Nuclear Power - Uranium Enrichment

Nuclear power plant fuel rods contain enriched Uranium, and nuclear weapons require highly enriched Uranium. Therefore Uranium enrichment is a highly sensitive, secretive technology.

Historically, a number of enrichment processes have been demonstrated produced in the laboratory, but only two, the gaseous diffusion process and the centrifuge process, have operated on a commercial scale and only centrifugation is used today.

One chemical process had been demonstrated to the pilot plant stage but in the end was not used commercially. The French Chemex process exploited a very slight difference in the two isotopes' propensity to change valency in oxidation/reduction, utilising aqueous (III valency) and organic (IV) phases.

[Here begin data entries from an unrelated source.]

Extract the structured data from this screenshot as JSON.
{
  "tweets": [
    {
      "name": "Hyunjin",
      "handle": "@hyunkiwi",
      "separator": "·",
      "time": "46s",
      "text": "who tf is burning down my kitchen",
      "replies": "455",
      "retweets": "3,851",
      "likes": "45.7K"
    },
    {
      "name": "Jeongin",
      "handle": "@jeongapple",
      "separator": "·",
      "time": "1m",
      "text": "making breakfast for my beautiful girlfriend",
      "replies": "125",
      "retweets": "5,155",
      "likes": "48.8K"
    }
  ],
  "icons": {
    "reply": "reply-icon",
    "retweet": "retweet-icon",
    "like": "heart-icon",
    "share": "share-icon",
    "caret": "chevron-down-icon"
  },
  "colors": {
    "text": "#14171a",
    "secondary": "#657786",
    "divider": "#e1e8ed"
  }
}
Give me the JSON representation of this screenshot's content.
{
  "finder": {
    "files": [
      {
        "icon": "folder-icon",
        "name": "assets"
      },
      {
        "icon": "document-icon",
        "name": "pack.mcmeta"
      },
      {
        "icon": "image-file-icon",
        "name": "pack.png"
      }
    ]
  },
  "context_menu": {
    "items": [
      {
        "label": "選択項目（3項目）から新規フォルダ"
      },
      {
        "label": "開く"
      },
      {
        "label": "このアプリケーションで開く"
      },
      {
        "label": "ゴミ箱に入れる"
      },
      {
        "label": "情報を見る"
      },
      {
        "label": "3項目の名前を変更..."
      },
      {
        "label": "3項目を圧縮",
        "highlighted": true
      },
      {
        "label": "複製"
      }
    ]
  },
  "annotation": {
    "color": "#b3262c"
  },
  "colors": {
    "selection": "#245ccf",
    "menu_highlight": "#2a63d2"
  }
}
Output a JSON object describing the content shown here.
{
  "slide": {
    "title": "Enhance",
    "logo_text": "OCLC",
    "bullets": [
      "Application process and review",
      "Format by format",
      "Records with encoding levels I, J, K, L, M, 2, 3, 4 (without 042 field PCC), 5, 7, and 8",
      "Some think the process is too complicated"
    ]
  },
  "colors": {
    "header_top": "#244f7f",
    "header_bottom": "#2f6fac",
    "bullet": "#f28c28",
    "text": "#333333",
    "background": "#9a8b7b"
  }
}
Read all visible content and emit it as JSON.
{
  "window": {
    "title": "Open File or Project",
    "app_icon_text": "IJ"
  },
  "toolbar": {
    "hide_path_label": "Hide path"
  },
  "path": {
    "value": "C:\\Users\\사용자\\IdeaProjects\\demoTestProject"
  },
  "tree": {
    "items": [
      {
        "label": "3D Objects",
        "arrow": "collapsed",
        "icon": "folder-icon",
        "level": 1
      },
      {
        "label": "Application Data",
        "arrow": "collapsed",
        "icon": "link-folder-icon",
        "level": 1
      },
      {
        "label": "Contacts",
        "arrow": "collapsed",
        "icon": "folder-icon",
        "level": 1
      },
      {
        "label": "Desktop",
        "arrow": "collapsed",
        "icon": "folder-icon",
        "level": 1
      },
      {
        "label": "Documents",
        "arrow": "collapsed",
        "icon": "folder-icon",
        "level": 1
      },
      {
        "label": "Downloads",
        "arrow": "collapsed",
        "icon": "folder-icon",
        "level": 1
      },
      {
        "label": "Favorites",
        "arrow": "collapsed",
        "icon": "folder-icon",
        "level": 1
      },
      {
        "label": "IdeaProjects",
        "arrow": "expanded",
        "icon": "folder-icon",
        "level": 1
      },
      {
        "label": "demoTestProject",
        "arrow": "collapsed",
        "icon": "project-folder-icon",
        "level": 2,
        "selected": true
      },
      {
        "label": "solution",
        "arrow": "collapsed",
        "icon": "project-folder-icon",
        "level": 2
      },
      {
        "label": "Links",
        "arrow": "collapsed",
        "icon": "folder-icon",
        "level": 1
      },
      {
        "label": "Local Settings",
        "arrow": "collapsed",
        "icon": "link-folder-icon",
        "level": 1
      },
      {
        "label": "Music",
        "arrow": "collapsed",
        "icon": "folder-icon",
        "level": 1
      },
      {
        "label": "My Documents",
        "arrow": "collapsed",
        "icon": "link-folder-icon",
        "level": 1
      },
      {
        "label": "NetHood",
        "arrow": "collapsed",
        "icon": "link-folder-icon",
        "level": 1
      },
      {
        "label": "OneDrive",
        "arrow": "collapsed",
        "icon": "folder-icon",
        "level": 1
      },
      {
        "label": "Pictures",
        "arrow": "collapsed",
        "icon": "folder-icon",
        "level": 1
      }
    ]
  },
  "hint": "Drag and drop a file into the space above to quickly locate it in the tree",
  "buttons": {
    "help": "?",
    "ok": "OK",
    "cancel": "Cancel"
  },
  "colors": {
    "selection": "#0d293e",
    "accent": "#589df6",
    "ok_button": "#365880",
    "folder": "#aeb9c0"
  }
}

In both gaseous diffusion and centrifuge processes, UF6 gas is used.

Molecules of UF6 with U-235 atoms are about one percent lighter than the majority U-238. Therefore when made to move in a circle they have a different radius of path. See circular motion.

 

The gas centrifuge process was first demonstrated in the 1940s but was 'put on the back shelf' in favour of the simpler diffusion process. It was then developed and brought on stream in the 1960s as the second-generation enrichment technology.

It is economic on a smaller scale, e.g. under 2 million SWU/yr, which enables staged development of larger plants.

It is also much more energy efficient than diffusion, requiring only about 40-50 kWh per SWU.All currently operating enrichment facilities use the centrifuge process.